I am trying to prove Cayley's theorem in a way which avoids any particular maps from $G$ to a group of permutations on any particular set (contrary to the standard way of proving it, which involves associating every element $a$ with a permutation $ax$ as $x$ spans $G$). Here's an outline for Abelian groups of non-prime order:
- If groups $X$ and $Y$ are each isomorphic to a group of permutations, $X \times Y$ is also isomorphic to a group of permutations. (this is generally true for non-Abelian groups as well)
- We use strong induction on the order of $G$, assuming that all groups of order $(<k)$ are isomorphic to groups of permutations: the case for $1$ is trivially true.
- By the basis theorem for finite Abelian groups, every finite Abelian group $G$ is isomorphic to the product of cyclic subgroups (of $G$). Thus, by the inductive hypothesis, and $(1)$, we reach the desired conclusion. (I guess this fails when $G$ is of prime order)

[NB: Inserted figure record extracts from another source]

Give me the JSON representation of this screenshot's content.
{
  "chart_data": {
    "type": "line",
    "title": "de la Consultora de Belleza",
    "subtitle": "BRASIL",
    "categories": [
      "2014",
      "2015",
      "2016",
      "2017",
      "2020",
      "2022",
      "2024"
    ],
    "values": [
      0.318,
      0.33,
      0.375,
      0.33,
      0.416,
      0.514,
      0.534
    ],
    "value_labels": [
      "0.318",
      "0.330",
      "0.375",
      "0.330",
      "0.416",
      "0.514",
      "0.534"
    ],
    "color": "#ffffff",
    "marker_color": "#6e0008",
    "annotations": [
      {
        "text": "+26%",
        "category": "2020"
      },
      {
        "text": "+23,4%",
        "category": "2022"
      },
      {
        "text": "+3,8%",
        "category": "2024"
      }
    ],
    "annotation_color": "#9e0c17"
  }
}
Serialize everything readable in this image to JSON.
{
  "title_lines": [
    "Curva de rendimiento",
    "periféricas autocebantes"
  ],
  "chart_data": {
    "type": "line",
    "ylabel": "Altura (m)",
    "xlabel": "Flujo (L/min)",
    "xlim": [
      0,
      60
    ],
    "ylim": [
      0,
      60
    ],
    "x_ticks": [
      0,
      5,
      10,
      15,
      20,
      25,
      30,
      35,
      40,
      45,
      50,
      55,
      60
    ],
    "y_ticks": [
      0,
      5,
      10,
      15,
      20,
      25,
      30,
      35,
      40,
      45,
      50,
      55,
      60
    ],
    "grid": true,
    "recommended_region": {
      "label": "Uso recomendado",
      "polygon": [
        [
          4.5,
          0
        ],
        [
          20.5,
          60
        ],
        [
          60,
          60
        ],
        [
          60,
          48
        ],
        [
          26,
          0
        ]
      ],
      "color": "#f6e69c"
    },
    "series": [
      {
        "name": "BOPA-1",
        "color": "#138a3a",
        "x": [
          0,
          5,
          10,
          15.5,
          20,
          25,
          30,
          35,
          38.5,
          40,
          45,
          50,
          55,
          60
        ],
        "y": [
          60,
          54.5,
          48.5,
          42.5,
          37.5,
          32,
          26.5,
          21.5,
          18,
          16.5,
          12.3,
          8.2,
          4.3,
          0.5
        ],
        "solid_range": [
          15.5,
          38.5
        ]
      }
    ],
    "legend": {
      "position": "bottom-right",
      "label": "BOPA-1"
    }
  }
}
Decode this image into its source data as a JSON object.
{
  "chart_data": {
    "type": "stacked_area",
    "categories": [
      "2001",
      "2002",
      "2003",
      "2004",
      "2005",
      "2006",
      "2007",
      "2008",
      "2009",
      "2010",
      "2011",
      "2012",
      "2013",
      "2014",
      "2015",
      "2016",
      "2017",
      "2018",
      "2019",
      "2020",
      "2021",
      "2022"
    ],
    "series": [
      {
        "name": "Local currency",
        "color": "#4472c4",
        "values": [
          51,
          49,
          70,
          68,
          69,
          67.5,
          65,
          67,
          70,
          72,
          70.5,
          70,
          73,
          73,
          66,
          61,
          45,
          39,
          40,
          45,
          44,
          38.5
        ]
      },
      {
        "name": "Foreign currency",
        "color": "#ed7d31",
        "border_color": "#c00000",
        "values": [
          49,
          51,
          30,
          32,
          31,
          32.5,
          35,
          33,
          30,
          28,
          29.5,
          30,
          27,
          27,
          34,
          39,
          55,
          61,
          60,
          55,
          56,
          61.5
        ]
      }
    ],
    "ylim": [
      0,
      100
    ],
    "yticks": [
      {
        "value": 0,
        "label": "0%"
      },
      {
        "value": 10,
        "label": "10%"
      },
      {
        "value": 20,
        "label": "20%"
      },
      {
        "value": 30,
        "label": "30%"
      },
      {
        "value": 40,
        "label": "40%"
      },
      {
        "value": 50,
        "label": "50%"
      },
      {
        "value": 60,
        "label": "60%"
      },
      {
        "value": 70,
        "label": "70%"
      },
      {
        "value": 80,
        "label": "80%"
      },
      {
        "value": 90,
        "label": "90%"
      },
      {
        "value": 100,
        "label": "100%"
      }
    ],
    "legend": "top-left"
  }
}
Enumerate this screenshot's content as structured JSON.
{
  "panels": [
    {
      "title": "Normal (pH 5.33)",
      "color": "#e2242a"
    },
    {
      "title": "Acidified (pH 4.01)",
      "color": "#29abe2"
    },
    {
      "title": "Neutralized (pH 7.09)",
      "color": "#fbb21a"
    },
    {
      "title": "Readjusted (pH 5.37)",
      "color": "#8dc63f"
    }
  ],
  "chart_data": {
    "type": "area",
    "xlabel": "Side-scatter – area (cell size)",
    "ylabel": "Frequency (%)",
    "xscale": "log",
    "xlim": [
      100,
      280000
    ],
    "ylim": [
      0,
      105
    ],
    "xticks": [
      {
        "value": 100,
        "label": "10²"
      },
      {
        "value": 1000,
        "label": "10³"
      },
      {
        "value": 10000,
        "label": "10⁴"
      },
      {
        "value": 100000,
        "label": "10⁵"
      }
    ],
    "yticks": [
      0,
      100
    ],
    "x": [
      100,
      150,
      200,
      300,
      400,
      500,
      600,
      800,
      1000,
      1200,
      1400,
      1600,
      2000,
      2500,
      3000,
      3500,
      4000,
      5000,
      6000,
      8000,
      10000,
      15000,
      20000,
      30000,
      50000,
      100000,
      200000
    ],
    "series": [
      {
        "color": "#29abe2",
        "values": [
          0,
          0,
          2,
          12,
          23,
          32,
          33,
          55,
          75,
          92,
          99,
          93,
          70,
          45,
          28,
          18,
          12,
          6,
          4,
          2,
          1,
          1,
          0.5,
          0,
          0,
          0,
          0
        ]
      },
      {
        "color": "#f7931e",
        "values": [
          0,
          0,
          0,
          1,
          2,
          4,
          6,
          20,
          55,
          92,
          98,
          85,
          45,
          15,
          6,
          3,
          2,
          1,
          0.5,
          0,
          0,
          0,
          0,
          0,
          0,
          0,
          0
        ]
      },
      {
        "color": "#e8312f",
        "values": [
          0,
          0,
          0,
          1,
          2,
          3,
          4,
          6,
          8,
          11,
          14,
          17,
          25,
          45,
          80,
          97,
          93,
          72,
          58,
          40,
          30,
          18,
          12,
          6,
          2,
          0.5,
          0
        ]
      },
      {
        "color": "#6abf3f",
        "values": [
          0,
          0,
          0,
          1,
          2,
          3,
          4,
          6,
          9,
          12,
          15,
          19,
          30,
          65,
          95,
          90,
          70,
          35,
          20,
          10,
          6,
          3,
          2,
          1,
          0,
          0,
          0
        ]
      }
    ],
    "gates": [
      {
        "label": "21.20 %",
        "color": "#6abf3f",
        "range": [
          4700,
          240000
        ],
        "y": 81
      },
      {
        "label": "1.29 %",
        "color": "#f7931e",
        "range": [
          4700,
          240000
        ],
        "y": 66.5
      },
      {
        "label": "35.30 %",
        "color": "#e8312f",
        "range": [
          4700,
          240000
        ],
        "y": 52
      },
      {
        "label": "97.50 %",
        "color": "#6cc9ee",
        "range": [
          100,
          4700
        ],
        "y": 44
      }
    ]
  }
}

However, the same approach fails when I try to apply it to non-Abelian groups. I have tried using the same techniques used in the proof of the basis theorem for finite Abelian groups. That entailed constructing a group $\langle x_1\rangle\times\langle x_2\rangle\times...\times\langle x_n\rangle$ of all or some elements of $G$ (I have also briefly tried selecting elements of prime power order). My approach was to prove the theorem from the fact that if a group $S$ is isomorphic to a group of permutations, then any subgroup of $S$ is also. So if we manage to find a group bigger than $G$ that satisfies the statement, we are done. But the one thing where this approach seems to fail is in proving that $\langle x_1\rangle\times\langle x_2\rangle\times...\times\langle x_n\rangle$ actually contains an isomoporphic copy of $G$. If you try to simply associate each product $(x_1, ..., x_n)$ with he result of multiplying all the elements in $G$, that does not generally produce a homomorphism precisely because of the non-Abelian nature of $G$:
if $f$ is the function that associates every element of $\langle x_1\rangle\times\langle x_2\rangle\times...\times\langle x_n\rangle$ with the result of multiplying all the individual elements of $(x_1, ..., x_n)$ in $G$,
$$f((x_1, ..., x_n)\times (y_1, ..., y_n)) = x_1y_1...x_ny_n$$ which is not generally equal to $$f(x_1, ..., x_n)\cdot f(y_1, ..., y_n) = x_1...x_ny_1...y_n$$
So my question is, is there a way of extending this construction-less approach to proving Cayley's theorem to all groups or is there no way of doing so? I think it might just be possible to do so because the basis theorem used in the Abelian approach has stronger implications than are needed for proving just this theorem. If it were possible to prove that $G$ is just equal to some product of proper subgroups, we would be mostly done. Only the prime-ordered cases would remain.